The world's largest inspection and testing group, the Geneva-based Societé Générale de Surveillance (SGS), has seen half-year net profits rise 34 per cent to SFr57.8 million ($33.4 million).This content was published on September 5, 2000 - 14:05
Sales over the same period increased to SFr1.2 billion, an improvement of SFr100 million.
In a statement on Tuesday, the company played down earnings prospects for the year, saying revenue would be hit by "increased business development expenditure, including costs associated with e-commerce, and the non-renewal of the pre-shipment contract with the Philippines".
It added that its restructuring programme would continue beyond the original target date of June 2000, but said the costs were not expected to exceed the restructuring budget of SFr200 million set in 1998.
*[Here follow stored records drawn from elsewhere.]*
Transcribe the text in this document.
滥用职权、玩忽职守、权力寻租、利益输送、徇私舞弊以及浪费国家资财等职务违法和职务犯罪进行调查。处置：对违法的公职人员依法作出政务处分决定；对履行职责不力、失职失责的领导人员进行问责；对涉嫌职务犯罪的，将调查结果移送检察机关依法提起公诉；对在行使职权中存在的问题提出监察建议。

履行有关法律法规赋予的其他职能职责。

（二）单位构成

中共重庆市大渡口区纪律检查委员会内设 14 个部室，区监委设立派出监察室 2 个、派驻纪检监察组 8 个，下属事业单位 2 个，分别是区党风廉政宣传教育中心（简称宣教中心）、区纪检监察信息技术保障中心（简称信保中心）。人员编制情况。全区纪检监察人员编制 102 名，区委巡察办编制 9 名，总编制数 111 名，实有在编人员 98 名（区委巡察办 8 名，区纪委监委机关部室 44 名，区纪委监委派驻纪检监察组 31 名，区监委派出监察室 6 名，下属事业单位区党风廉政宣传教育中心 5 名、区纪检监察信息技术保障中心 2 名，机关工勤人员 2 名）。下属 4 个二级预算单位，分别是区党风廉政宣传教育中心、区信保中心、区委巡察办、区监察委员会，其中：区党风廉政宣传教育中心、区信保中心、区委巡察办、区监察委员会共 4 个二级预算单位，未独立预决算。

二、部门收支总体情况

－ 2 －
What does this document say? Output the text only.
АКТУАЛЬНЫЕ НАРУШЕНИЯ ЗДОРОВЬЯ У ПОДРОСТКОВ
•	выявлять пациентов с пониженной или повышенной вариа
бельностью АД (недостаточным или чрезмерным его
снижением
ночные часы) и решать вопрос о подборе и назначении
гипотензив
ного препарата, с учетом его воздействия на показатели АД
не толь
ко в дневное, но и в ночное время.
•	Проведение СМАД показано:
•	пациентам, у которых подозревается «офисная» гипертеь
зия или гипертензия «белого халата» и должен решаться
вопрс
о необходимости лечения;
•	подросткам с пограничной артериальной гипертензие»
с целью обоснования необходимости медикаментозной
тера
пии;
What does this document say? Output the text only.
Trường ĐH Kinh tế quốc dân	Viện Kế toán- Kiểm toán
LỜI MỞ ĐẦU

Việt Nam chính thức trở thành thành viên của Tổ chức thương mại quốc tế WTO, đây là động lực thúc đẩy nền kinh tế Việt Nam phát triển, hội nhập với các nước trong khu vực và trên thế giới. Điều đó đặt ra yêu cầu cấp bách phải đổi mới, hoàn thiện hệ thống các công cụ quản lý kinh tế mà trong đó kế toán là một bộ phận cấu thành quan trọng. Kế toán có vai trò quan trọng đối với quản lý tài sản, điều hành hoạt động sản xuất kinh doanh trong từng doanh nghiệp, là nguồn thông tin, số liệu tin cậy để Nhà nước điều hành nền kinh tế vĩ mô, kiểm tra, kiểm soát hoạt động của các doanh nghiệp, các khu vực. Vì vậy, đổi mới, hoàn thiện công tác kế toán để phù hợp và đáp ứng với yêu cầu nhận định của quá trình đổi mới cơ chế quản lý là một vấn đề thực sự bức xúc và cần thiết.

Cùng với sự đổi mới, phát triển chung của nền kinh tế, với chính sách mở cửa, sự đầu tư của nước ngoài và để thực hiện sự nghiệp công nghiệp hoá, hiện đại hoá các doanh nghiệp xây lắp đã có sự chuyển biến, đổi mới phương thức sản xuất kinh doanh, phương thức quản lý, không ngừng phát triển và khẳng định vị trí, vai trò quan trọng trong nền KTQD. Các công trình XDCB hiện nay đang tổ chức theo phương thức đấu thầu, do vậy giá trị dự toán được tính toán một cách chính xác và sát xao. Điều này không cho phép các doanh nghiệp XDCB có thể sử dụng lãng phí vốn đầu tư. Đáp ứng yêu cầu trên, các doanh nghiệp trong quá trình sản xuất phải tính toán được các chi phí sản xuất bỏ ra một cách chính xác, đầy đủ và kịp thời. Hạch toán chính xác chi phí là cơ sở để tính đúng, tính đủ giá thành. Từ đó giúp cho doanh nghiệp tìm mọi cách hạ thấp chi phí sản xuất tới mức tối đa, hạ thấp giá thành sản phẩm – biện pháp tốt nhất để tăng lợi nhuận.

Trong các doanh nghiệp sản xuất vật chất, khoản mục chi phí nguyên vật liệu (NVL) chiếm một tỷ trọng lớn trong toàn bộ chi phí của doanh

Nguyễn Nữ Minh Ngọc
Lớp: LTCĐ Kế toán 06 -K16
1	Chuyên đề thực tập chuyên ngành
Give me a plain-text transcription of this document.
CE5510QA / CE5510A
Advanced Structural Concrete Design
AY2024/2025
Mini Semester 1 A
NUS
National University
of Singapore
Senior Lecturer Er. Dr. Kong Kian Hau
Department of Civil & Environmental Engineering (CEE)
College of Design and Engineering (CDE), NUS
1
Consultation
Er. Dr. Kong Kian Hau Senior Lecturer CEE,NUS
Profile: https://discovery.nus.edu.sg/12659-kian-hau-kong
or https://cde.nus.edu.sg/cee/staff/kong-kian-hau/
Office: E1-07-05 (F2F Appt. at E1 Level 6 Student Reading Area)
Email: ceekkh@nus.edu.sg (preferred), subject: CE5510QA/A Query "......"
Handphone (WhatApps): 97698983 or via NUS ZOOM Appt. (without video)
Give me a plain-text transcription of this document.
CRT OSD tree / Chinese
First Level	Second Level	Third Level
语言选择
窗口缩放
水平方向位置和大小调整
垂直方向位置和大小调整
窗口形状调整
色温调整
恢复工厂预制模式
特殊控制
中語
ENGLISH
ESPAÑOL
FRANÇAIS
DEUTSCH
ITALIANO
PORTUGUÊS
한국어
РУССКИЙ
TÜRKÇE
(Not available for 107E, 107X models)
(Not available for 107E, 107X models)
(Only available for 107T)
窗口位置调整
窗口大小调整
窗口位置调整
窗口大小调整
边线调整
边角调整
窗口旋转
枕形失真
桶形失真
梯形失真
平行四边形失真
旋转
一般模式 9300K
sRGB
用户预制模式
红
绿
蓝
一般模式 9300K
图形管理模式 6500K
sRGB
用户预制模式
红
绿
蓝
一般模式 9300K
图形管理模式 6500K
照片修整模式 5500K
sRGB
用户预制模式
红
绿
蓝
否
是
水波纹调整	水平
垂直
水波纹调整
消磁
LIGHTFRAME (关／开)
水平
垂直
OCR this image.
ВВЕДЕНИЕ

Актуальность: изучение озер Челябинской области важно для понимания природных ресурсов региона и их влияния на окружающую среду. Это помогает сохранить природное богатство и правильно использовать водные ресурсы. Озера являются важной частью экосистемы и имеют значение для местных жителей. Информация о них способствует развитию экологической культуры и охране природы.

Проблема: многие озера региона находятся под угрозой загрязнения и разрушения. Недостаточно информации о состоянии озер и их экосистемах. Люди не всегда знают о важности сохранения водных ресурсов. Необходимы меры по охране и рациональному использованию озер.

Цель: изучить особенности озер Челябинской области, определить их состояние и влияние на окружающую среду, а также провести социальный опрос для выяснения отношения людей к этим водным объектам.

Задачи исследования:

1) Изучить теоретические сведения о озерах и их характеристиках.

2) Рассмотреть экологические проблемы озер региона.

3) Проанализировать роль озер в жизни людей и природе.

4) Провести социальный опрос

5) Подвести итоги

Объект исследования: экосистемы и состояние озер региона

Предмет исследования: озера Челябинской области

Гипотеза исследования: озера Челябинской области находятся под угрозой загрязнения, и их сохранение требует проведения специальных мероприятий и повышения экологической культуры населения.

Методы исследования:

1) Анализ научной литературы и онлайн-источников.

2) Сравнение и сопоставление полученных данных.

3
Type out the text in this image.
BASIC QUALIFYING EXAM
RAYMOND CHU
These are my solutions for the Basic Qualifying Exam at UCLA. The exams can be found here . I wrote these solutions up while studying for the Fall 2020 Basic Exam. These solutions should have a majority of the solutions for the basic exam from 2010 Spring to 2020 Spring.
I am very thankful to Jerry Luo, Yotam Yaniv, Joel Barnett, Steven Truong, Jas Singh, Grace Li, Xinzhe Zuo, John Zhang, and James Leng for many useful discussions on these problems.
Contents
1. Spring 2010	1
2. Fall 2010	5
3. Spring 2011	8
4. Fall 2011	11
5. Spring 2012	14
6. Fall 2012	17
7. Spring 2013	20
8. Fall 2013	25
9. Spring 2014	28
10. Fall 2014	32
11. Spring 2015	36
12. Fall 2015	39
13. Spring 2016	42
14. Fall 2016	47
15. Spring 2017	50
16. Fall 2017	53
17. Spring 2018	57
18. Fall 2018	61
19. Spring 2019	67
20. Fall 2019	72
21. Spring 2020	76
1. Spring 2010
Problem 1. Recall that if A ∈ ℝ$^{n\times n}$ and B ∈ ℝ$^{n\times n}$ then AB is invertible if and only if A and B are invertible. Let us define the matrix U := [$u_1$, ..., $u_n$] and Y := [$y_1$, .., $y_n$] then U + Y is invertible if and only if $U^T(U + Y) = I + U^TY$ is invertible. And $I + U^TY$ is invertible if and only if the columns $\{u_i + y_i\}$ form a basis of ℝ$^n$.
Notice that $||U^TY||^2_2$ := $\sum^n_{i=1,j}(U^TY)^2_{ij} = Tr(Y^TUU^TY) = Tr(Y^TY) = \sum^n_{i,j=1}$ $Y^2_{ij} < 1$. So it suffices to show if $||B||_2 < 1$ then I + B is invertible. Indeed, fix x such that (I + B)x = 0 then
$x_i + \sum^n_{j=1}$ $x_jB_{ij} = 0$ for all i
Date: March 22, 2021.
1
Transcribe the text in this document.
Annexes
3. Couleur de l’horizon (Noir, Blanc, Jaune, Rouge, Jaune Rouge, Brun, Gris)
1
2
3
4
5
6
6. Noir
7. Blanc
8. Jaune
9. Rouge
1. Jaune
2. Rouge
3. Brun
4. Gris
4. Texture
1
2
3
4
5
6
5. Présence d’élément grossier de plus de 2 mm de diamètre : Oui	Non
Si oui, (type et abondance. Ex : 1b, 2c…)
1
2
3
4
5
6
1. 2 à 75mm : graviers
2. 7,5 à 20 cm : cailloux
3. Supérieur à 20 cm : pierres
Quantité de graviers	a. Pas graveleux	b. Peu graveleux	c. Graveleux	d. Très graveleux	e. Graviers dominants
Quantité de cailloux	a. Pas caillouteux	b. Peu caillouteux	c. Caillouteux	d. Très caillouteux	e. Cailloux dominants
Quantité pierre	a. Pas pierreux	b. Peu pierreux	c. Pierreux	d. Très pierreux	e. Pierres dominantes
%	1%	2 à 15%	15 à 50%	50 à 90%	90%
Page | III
In September of that year, SGS reported a substantial fall in first-half profits. It blamed weaker performance in the "Services to Governments and International Institutions" sector, as well as difficult trading in certain key markets and perceived internal inefficiencies.
The group responded by outlining a new corporate strategy to improve competitiveness, innovation, growth and profitability.
SGS said it would focus on its position as the world leader in its core business - providing assurance through verification, testing and certification of products and services.
Over the past two years the group has divested itself of a number of activities, including services to the insurance industry, and healthcare and biosciences services.